Conformational Sampling

    In many of our molecular modeling investigations the goal is to determine the lowest-energy conformation of a molecule. The larger the molecule is, the more difficult this becomes. The schematic potential energy surface at right illustrates the concept. Large molecules have a large number of possible conformations, many of which represent local minima on the potential energy surface. The goal of the calculation is to find low-energy minima including the global minimum. The first step in a MM calculation is to obtain an initial molecular structure. Starting structures are often built on the computer using the AMBER software or another modeling program called HyperChem. For large molecules it is useful to start with a known structure obtained by some other method, such as X-ray crystallography. These structures can often be obtained from the Protein Data Bank, a collection of 3-D biological molecular structure data. If the procedure used to sample the molecule's conformational space is adequate, the results of the MM calculation should not depend on the choice of starting structure. After obtaining an initial structure, the next step is to optimize its geometry by minimizing its energy. The resulting conformation corresponds to a local minimum on the potential energy surface.
    Most often we are interested in the global minimum and/or the lowest-energy local minima. To find those stable conformations, we use a technique called simulated annealing. In this procedure we increase the internal energy of the molecule and allow the starting structure to change accordingly. By reminimizing the energy of the resulting structure, a new stable conformation can be found. By repeating this procedure the global minimum (lowest-energy) structure can ultimately be found. The details of this sampling process can vary.
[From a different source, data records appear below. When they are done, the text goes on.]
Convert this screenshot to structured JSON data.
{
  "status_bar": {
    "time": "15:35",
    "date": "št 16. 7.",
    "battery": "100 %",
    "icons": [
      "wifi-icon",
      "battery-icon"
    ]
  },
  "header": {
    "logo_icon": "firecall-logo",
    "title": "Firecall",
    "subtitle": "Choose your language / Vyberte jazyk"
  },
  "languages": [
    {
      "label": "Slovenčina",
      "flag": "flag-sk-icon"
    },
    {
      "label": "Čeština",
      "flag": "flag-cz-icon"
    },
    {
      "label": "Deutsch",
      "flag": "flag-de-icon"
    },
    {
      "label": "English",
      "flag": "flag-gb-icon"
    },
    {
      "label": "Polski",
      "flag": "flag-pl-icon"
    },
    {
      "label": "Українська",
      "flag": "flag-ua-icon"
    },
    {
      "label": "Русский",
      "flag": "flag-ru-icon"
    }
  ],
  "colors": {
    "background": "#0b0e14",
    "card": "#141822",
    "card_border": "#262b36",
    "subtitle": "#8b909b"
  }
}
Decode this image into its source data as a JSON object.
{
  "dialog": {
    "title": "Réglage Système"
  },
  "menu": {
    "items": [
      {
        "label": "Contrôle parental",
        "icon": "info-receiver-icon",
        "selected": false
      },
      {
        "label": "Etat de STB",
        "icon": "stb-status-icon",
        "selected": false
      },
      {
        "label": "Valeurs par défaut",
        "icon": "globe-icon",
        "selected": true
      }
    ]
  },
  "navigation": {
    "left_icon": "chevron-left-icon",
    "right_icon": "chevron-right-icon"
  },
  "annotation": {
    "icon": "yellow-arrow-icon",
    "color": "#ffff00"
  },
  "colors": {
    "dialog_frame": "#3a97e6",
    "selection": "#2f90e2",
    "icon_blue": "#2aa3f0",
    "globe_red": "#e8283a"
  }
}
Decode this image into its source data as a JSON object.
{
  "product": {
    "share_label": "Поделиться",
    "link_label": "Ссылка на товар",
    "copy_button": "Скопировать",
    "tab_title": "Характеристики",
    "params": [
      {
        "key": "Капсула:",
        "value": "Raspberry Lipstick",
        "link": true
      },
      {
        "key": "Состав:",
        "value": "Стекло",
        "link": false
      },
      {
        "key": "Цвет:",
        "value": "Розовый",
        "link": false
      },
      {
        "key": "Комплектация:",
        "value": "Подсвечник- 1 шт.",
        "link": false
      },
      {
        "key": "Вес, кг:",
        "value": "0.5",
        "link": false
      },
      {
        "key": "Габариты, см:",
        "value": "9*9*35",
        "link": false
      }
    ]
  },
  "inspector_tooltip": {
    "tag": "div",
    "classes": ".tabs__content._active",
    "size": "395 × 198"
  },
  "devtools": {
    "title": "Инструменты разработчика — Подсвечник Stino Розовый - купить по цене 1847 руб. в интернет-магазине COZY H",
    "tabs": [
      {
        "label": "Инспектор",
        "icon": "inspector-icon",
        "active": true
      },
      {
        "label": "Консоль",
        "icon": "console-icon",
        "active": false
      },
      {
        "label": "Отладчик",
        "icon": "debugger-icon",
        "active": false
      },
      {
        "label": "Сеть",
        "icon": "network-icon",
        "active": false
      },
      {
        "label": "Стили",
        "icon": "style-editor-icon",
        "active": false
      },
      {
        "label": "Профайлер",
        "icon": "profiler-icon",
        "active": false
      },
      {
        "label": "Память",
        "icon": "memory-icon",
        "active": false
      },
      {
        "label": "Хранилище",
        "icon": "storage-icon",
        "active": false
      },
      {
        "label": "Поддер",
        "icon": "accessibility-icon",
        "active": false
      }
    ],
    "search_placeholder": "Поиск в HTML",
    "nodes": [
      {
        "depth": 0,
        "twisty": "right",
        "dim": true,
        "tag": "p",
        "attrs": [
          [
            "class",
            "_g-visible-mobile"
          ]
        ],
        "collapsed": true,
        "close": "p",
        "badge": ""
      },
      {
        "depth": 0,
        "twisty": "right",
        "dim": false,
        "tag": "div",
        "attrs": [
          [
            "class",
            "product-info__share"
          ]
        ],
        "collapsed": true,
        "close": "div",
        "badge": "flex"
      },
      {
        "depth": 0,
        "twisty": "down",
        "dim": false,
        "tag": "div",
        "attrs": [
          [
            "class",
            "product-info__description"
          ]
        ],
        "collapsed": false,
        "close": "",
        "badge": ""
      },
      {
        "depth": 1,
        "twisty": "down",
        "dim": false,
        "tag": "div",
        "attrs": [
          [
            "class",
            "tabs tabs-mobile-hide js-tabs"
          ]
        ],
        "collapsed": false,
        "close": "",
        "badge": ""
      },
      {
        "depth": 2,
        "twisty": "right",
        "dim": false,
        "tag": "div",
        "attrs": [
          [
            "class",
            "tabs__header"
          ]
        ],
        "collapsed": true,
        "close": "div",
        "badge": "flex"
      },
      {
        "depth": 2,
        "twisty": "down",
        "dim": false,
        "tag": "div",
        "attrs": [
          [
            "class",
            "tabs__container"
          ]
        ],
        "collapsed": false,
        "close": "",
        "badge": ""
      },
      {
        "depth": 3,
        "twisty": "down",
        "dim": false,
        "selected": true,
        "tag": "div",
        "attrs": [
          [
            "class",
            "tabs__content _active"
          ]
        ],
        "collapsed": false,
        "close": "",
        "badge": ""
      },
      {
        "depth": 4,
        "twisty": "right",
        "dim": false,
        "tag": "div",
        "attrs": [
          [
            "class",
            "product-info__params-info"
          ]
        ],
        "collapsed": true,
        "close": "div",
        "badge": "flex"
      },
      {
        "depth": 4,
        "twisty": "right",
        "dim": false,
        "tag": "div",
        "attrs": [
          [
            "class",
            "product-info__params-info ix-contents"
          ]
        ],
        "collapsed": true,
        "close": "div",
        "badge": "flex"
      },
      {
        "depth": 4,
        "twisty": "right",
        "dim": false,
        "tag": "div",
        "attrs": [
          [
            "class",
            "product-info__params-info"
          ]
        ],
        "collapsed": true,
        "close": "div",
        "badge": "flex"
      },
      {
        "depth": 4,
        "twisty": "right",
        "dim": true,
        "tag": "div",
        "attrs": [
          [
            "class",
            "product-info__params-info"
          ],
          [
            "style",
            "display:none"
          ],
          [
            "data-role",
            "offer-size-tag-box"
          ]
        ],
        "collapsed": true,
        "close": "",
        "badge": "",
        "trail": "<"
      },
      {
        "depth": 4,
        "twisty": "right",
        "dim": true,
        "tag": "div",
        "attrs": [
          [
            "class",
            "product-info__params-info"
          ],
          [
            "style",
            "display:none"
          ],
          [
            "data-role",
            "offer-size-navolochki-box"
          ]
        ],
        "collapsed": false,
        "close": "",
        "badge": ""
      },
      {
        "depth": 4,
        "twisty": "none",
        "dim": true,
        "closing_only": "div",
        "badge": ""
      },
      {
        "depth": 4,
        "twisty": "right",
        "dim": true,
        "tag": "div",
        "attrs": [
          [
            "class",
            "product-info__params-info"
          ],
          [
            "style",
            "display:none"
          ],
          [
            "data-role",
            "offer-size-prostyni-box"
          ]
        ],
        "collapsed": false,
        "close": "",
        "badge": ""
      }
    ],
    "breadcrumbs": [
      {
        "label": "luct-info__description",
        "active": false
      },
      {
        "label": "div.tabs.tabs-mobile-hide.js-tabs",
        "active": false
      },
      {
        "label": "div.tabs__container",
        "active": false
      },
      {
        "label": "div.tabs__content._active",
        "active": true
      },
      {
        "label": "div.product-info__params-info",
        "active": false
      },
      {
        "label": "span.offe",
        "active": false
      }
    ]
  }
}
    Sometimes it is also useful to examine the change of shape as a consequence of thermal motion for comparison with experiment, which is typically carried out at room temperature. In these instances molecular dynamics calculations are done to sample conformation space at a specific temperature.
    For investigations of large molecules (such as the Aβ peptides) conducted in collaboration with the Shea Group, we use the replica exchange technique in order to sample conformational space efficiently at a given temperature. This technique takes both energetic and entropic effects into account.